Abstract 19943: International Variation in 30-day Unscheduled Cardiovascular Rehospitalization Rates Following Acute Myocardial Infarction in the Global Registry of Acute Coronary Events (GRACE)
Background: Readmission after AMI is common and costly. There is paucity of data to define international rates of 30-day readmission. We performed an analysis of the GRACE registry to characterize predictors of and international variation in readmission rates after AMI.
Methods: Data were evaluated from 26,268 patients with AMI enrolled in GRACE from 14 countries between 1999 and 2007. Patients who had an unscheduled hospitalization for cardiovascular disease within 1 month of discharge were identified. Stepwise logistic regression analysis was performed to evaluate for independent predictors of 30-day readmission. In analyses adjusted for individual predictors of GRACE score and patient-level length of stay (LOS), odds ratios for readmission for each country vs. the United States were calculated.
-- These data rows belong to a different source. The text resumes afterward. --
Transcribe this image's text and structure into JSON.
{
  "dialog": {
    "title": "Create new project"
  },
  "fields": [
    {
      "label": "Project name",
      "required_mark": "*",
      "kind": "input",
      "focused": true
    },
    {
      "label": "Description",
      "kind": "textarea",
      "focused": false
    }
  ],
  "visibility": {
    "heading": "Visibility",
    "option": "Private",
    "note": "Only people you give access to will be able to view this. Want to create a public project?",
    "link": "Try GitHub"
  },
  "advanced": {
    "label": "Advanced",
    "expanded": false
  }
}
Results: 1856 patients (7.1%) were readmitted for a cardiovascular cause within 30 days. There was significant variation in unadjusted readmission rates across countries (P<0.001). There was a trend toward higher 6-month readmission rates in those countries with lower 30-day readmission rates (R=0.55, p=0.05). US enrollment was an independent predictor of readmission (OR, 1.50; 95% CI, 1.34-1.69) compared to rest of countries. After adjustment for country-level median LOS, US location was no longer an independent predictor of readmission. In analyses adjusted for individual predictors of GRACE score and patient-level LOS, the odds of readmission vs. the United States remained significantly lower in the following clusters: Argentina, Belgium, Canada, Germany, Poland, and Spain (Table).
Conclusions: There is significant international variation in readmission rates following AMI. The impact of US location as a predictor of readmission is significantly attenuated after adjustment for country-level LOS. Select countries have significantly lower risk-adjusted odds of readmission. This may reflect variations in in-hospital and/or post-discharge care.
Author Disclosures: P. Vaishnava: None. W. Huang: None. F. Anderson: None. D. Brieger: None. P. Steg: None. J. Gore: None. K. Fox: None. K. Eagle: None.
- © 2014 by American Heart Association, Inc.